Birding Babylon: A Soldier’s Journal From Iraq

June 19th, 2006 by Meg

While “Shooting War” is a frightening, imaginative, graphically fantastic look at how Iraq just might be in 2011, Birding Babylon: A Soldier’s Journal From Iraq (Sierra Club Books), is one perspective of how it looked just last year. But instead of focusing on the grim face of a desert ravaged by war and death, the book is the tale of one soldier’s obsession with nature. An outcropping of Connecticut Army National Guardsman and Sergeant First Class Jonathan Trouern-Trend’s war-time blog, Birding Babylon, the recently released book looks beyond the barbed wire in search of the life that was all around him during his yearlong tour of duty in Iraq.

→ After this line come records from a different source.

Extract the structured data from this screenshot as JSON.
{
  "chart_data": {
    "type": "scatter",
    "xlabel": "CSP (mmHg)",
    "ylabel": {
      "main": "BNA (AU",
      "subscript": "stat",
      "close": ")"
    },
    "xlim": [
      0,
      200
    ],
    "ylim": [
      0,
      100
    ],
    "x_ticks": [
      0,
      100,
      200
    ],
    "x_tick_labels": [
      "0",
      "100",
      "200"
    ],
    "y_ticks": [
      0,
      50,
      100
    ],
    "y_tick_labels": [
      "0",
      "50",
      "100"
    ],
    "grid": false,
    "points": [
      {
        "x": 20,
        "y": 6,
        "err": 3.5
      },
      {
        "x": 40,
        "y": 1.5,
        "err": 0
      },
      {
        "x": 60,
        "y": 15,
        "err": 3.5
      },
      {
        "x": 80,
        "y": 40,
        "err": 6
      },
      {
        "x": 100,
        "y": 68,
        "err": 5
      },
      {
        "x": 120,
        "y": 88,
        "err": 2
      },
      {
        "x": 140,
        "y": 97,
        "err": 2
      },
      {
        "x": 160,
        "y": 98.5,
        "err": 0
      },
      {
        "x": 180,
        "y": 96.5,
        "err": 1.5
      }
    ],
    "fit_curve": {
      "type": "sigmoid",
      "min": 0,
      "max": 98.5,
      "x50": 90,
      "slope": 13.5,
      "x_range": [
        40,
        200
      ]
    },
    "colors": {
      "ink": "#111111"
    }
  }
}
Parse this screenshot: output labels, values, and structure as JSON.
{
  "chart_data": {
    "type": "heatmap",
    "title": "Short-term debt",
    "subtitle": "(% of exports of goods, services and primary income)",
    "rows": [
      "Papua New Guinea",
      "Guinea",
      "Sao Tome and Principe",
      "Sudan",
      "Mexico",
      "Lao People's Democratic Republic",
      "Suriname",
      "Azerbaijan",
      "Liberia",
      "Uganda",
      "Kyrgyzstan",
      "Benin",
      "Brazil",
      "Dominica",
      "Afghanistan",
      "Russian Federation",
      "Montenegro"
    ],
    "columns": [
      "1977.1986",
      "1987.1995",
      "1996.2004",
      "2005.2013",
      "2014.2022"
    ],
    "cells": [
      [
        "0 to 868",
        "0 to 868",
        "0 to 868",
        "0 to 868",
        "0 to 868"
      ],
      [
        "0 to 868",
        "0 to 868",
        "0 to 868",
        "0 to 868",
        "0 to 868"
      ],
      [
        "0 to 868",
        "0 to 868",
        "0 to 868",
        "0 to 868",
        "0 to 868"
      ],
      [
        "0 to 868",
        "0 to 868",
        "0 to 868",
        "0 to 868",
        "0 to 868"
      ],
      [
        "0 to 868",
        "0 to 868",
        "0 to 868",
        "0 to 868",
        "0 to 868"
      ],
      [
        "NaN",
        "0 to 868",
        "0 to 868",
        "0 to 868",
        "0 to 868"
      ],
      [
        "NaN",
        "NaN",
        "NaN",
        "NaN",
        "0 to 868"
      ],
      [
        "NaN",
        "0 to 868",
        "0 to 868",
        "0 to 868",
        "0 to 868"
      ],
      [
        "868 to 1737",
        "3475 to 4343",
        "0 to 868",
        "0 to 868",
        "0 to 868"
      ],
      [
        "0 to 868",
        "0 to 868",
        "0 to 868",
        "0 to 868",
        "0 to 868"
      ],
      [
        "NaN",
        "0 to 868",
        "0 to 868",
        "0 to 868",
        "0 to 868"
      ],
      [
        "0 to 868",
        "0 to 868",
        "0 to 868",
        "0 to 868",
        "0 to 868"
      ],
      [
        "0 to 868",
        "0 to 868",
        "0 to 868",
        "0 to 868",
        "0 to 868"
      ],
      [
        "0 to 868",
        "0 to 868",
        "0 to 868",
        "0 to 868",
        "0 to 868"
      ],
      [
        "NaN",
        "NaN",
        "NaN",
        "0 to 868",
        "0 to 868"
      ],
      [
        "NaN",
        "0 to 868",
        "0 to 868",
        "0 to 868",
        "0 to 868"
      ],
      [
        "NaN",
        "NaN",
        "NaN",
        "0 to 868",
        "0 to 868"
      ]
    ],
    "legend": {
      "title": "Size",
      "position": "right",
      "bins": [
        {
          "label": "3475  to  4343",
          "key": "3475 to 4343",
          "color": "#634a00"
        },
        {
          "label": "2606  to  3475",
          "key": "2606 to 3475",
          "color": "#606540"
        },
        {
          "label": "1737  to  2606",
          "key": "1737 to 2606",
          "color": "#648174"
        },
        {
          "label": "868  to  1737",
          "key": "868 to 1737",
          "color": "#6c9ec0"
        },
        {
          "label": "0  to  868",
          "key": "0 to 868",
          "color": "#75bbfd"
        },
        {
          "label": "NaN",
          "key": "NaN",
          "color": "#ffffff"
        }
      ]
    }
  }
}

What’s particularly lovely about this book is Trouern-Trend’s intentional near-omission of doom and gloom (though from his hints we know that he really was in the thick of it all). Stationed on a base that saw daily rocket and mortar attacks and positioned in a job that had him traveling to all corners of the country, he preferred to focus on the flora and fauna that were alternately so familiar and so exotic. “In Iraq there are ten thousand ways to see the world,” he writes. “I consider myself lucky to have seen it through the eyes of a naturalist.” By trading in violence and chaos for natural beauty, Trouern-Trend focuses on what he describes as the “resiliency of life…in the face of crisis.” If it’s possible for a soldier’s wartime blog to be sweet, this one certainly is.

P.S. A shout out to Dan Goldman for dressing Shooting War’s Jimmy in a TreeHugger tank in Chapter 4. Word!